One such narrative that I find particularly plausible: Zimmerman is following Trayvon -- which nobody denies -- and both men are getting increasingly worked up. Zimmerman is angry because he feels like he is going to once again fail to "defeat the bad guy" in his quest to be neighborhood superhero; and Trayvon is angry because he is once again being reminded that he's a black kid in a hoodie, and is being shamed into shuffling his feet lest he face imminent danger. After this goes on for a while and both mens' nerves are at the breaking point, Zimmerman gets out of the car to confront Trayvon face-to-face. It almost immediately erupts into a scuffle, and even if there were witnesses it would not be clear who threw the first punch -- I'm sure we've all seen a fight erupt just like this, with the antagonists so wound up that something as simple as a slight twitch of the arm causes a confrontation to explode into fisticuffs before anybody even knows what happened.
This next part of my "imagined" narrative is somewhat called into question by recent vocal analysis suggesting it was in fact Trayvon who was screaming on the 911 tapes, but nevertheless, given the reports of injuries, etc., I don't find it implausible that Trayvon was "winning" the resulting brawl. Much has been made of Zimmerman's size and age advantage, but I'm not so sure about that. I'm built about like Zimmerman, and although admittedly I'm five years older than he is, if I got in a fistfight with a wiry 17-year-old football player, I'm pretty sure I'd get my ass kicked. Zimmerman panics, pulls a gun, he shoots.
Again remembering that I am referring to common law rather than Florida's screwed up gun laws, a story like that is what we would call manslaughter: Zimmerman provoked the fight but did not necessarily throw the first punch, and in the ensuing brawl he escalated to lethal force. Think of two guys (white guys let's say, just to separate it from the racial politics) who are arguing inside a biker bar. They take it outside, nobody's sure who threw the first punch, one dude gets stabbed to death. That's manslaughter.
Now I filled in a lot of details there that we simply don't know. It's quite possible that Zimmerman unambiguously jumped Trayvon, or Trayvon unambiguously jumped Zimmerman, and in either case that changes the common law implications a lot. And we don't know that Trayvon was "winning" the fight; as I mentioned, it does appear pretty conclusive at this point that it was the kid and not the shooter who was yelling for help on the 911 tape. If it was Zimmerman who was kicking Trayvon's ass at the time he pulled the gun, and assuming Trayvon did not unambiguously start the fight, it is much harder to frame it as anything less than murder.
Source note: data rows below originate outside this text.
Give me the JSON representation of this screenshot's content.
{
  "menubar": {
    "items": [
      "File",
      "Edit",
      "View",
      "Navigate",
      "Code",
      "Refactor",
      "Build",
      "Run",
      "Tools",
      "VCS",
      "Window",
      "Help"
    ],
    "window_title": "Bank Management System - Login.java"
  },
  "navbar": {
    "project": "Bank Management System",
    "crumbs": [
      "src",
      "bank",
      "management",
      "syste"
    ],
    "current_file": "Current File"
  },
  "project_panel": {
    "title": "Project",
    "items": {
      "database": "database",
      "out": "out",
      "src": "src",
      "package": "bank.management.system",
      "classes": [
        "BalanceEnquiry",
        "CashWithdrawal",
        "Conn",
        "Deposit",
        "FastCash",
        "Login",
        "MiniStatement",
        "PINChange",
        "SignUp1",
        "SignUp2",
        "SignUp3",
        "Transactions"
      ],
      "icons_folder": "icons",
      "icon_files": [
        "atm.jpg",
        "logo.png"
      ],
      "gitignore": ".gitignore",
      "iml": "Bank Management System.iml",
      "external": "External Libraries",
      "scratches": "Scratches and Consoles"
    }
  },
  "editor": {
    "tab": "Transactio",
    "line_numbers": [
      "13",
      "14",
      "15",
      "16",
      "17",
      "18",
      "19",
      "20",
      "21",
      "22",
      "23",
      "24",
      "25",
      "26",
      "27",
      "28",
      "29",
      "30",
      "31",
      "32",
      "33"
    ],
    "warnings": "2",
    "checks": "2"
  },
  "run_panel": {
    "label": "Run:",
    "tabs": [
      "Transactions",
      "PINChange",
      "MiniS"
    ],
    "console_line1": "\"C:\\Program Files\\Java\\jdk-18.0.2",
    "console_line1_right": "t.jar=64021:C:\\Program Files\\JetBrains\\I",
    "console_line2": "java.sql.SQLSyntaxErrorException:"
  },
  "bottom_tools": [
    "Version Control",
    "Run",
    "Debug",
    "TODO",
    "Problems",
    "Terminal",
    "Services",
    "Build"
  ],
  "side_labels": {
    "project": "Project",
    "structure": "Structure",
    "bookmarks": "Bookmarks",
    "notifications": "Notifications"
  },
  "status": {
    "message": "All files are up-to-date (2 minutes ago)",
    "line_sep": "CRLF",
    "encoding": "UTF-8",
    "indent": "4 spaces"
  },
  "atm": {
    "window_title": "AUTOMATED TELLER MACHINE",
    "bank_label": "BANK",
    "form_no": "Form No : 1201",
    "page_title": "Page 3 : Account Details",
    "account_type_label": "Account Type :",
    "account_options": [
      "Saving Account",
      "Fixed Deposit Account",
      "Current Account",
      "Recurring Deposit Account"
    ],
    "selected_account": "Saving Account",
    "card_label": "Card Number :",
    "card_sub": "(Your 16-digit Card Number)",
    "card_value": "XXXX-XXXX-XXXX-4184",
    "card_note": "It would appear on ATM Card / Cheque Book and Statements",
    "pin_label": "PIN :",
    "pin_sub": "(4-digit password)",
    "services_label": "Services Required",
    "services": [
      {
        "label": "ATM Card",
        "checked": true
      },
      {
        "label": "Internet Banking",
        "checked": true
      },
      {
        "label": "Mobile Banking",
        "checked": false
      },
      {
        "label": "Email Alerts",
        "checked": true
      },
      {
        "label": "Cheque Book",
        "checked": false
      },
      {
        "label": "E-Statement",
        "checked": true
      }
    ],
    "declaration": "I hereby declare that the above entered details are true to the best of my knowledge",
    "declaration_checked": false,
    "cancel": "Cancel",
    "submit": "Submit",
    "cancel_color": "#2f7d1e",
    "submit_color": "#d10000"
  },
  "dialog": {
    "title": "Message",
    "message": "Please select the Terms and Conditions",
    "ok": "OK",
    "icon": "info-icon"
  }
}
My point is simply that it might not be full-on murder. The narrative I constructed doesn't contradict any of the details we know. Some of the details it fills in may be unknowable, e.g. we don't appear to have any witnesses to the start of the fight. (With that in mind, if Zimmerman is ever charged, the prosecutors may have a better chance of making a manslaughter charge stick for exactly this reason.)
So yeah, I feel a lot of pity for Zimmerman. I don't think he was a sadistic murder, I think he was more likely a racially-ignorant dumb-ass with a hero complex. And as harsh as that sounds, many people are dumb-asses, and I would say most people are probably fairly ignorant about race issues, so aside from the hero complex this doesn't exactly distinguish him from your average Joe (or George).
Zimmerman is less evil, and more average. If/when he is brought to justice, it will be a good thing, since it seems fairly clear a crime was committed here (at least under common law). But it's still a tragedy on both sides. One life was extinguished, another it seems now may be largely wasted. All because of some racial ignorance and some dumb decision-making. I'm sad for everybody in this.
1The gratuitous and terribly-placed American flag on his website partially negates the sentiment I express in the title to this post, but only partially.